Mata gelap yang memancarkan kehausan akan darah. Dan mata tajam yang memancarkan kemurkaan yang teramat besar.
Tatapan yang bahkan sanggup merobek tubuh siapa pun yang melihatnya.
Mata yang hanya ditujukan untuknya. Mata dari orang dicintainya. Mata yang juga menghancurkan segala yang ia punya.
"Aaaa!!"
Monna merasakan perutnya ditusuk dengan kuat oleh sebilah pedang yang terhunus tajam.
Padahal saat ini ia masih sedang tertidur di atas tempat tidurnya. Tapi mimpi itu terasa begitu nyata. Perasaan tidak jelas yang entah apa itu, bercampur menjadi satu.
Antara syok karena terkejut menerima kenyataan, kecewa karena harus berakhir dengan akhir yang seperti itu, dan sedih karena nyawanya berakhir ditangan orang yang paling dipentingkannya seumur hidup dibanding siapa pun itu di dunianya.

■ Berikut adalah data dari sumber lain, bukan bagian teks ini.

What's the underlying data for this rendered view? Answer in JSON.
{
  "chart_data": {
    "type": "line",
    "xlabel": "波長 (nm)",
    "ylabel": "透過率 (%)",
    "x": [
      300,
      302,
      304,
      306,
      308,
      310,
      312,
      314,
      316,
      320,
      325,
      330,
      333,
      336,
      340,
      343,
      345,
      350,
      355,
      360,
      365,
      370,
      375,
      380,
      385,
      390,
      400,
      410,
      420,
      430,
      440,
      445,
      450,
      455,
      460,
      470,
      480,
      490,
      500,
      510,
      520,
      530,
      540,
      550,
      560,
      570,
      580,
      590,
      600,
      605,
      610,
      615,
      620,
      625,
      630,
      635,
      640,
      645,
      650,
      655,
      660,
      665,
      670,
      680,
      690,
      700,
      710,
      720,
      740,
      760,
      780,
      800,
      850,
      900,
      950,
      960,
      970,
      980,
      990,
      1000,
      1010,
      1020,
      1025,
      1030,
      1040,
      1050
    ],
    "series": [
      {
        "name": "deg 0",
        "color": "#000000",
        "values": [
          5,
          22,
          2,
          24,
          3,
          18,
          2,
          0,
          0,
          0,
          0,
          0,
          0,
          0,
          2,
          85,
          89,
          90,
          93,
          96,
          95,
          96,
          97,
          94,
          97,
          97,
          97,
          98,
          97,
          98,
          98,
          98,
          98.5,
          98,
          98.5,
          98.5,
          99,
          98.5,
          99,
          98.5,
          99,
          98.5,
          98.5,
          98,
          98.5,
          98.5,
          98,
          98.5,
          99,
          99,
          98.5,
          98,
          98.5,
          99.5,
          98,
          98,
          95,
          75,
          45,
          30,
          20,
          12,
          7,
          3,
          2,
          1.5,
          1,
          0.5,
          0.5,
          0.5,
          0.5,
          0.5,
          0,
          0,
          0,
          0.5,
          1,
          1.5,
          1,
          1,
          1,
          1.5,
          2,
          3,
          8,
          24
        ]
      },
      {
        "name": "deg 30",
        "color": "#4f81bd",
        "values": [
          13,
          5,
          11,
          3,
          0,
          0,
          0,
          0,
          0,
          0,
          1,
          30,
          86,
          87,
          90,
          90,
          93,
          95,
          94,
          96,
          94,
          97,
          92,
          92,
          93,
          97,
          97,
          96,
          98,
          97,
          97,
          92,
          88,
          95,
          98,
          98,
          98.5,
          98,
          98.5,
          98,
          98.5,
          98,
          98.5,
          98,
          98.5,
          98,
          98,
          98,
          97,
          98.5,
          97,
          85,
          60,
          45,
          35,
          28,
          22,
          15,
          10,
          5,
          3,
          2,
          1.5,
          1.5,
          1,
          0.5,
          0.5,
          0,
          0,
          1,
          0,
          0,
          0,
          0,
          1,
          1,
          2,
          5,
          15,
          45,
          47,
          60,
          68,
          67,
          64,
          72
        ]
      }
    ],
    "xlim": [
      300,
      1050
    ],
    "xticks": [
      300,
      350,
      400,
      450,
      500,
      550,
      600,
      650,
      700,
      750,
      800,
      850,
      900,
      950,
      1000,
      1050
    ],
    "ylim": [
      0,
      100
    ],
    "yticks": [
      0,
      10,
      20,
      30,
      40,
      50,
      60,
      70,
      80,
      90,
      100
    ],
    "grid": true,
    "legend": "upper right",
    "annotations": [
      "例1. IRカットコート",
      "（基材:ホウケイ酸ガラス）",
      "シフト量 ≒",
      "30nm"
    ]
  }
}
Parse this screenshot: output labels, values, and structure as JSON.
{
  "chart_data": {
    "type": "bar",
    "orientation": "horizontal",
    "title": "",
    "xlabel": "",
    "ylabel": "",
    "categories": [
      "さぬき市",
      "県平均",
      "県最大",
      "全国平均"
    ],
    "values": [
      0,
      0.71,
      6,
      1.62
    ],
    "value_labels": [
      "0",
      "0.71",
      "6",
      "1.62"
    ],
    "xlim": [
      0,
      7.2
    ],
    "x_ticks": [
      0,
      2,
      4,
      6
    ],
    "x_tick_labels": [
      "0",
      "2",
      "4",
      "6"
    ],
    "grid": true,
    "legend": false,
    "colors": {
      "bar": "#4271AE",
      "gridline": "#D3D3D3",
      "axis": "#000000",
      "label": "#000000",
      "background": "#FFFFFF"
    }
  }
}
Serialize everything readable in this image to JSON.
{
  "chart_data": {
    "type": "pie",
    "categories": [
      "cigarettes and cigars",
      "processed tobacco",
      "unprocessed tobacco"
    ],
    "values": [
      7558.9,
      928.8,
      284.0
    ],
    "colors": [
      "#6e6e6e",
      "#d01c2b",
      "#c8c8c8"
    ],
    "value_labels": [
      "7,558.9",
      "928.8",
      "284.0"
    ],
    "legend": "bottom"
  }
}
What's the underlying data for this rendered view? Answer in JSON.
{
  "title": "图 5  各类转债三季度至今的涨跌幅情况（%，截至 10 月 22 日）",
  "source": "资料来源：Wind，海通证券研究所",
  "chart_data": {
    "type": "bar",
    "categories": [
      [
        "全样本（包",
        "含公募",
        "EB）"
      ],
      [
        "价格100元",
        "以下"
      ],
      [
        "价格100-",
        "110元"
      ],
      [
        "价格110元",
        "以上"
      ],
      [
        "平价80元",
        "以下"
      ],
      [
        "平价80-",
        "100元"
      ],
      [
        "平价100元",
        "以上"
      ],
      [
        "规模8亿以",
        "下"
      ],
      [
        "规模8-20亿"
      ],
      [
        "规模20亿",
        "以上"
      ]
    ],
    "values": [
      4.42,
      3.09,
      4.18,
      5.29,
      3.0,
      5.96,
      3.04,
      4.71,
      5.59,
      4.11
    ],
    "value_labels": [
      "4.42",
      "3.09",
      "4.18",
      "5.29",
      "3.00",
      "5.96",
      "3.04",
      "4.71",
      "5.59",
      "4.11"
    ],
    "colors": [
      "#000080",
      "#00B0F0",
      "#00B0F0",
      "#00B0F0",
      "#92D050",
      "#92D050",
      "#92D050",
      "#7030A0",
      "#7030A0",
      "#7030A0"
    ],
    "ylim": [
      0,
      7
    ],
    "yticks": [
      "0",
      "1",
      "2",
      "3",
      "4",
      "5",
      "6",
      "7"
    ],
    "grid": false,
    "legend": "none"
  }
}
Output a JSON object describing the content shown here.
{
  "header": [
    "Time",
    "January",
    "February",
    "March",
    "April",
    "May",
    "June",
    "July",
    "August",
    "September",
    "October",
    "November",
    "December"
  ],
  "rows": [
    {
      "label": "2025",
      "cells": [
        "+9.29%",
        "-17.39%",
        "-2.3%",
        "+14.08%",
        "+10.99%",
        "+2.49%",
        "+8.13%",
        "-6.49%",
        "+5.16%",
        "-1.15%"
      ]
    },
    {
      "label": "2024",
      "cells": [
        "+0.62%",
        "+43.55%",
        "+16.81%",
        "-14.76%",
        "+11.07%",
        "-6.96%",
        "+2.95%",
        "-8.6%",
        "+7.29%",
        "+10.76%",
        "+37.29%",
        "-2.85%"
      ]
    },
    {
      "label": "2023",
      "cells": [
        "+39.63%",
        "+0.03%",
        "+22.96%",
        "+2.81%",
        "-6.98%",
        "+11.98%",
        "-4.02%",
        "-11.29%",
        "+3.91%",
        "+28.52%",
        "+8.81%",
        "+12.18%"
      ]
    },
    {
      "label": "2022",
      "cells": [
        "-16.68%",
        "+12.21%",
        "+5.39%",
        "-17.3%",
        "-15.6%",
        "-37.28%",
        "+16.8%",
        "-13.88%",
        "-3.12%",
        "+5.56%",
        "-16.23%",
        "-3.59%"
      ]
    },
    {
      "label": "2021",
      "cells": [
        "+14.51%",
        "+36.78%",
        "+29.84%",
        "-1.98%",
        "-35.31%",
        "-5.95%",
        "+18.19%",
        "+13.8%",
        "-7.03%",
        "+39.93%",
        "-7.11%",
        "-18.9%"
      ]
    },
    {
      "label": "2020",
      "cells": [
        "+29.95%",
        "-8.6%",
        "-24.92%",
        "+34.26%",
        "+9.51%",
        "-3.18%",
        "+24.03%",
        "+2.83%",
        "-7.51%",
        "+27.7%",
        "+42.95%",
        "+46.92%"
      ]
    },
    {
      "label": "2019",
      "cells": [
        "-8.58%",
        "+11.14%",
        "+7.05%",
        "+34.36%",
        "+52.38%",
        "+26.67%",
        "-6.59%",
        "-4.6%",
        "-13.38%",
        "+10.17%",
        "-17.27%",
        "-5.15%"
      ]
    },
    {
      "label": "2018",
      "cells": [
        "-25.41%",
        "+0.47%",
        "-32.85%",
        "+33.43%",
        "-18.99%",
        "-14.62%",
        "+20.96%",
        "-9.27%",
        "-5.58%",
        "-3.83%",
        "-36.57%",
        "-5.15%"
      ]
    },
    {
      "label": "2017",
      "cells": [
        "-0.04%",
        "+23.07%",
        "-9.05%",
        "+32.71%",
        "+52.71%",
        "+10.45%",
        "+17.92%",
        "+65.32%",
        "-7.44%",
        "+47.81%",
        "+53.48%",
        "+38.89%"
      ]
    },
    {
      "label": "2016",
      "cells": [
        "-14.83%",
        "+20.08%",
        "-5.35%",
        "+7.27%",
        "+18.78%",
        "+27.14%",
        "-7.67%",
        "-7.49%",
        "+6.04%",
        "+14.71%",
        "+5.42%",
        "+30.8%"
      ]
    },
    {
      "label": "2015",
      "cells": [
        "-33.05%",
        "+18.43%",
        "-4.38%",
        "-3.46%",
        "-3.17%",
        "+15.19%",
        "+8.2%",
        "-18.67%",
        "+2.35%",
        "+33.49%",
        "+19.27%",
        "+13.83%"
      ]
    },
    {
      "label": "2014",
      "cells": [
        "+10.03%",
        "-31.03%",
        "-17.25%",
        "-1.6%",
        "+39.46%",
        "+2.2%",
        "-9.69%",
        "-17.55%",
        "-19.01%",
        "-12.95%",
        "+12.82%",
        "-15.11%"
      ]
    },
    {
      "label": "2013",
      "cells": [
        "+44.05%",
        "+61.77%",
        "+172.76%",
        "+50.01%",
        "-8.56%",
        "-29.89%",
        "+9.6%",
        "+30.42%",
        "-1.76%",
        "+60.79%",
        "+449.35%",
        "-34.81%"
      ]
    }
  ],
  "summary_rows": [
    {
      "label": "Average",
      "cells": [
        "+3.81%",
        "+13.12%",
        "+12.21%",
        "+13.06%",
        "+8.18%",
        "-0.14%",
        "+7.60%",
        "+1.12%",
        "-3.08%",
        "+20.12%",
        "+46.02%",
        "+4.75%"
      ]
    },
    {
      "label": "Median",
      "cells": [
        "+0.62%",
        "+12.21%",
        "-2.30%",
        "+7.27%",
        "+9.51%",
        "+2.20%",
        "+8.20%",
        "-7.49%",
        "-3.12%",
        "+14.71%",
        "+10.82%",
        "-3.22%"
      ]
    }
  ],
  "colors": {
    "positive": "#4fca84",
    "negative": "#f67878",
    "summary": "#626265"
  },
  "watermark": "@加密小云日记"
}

Monna bahkan masih bisa mendengar kata-kata terakhirnya.
"Kau memang pantas mendapatkannya. Seharusnya aku sudah melakukan ini sejak dulu. Aku menyesal karena baru sekarang aku melakukan ini," ucap Belhart yang membunuh, menggema berkali-kali di telinga Monna.
"TIDAK!!"
Monna bangun dari mimpinya dengan sekujur tubuh yang sudah berkeringat deras. Ia mengamati ruangan di sekitarnya dengan perasaan takut. Ia berusaha menahan air matanya yang terus berusaha mengalir.
Tidak!! Itu bukan mimpi! Keberadaannya sekarang di dunia ini juga bukan mimpi!!
Dirinya yang sekarang adalah Cattarina. Wanita yang sudah digariskan takdir, akan meninggal dengan tragis tanpa ampun.
"Tidak!! Itu tidak mungkin!!" Monna berusaha mengatur napasnya yang tersengal-sengal karena menahan syok yang luar biasa dan tangisannya.
"Aku Monna. Dan tidak akan berakhir sebagai Cattarina! Aku Monna!! AKU MONNA!!"
Monna berteriak dengan keras dan kencang. Ia membenci dirinya sendiri sekarang. Kenapa ia harus masuk ke dalam permainan bodoh ini!? Kenapa??!
Jika ada yang mencoba mempermainkannya, siapapun itu, tolong hentikan!!
Ini terlalu mengerikan. Amat sangat mengerikan!!
Monna tidak mau dirinya berakhir sama seperti dirinya yang ada di dalam mimpi. Tidak! Ia tidak mau hidupnya berakhir sama seperti novel yang ia baca itu! Oh, tidak!!! Ia seharusnya tidak membeli buku terkutuk itu!! Buku itu benar-benar seperti buku setan yang menjeratnya.
Monna kembali melihat perut sisi kirinya yang menjadi tempat bagi Belhart akan menghunuskan pedang padanya. Bahkan rasa sakit itu masih terasa nyata. Ia bisa merasakan sakit itu bahkan dalam tubuh Cattarina yang sedang tertidur dan bermimpi.
Dan pada kenyataannya, itu bukanlah mimpi. Itu ada cuplikan tentang kehidupannya di masa depan sebagai Cattarina yang entah bagaimana bisa ia prediksikan.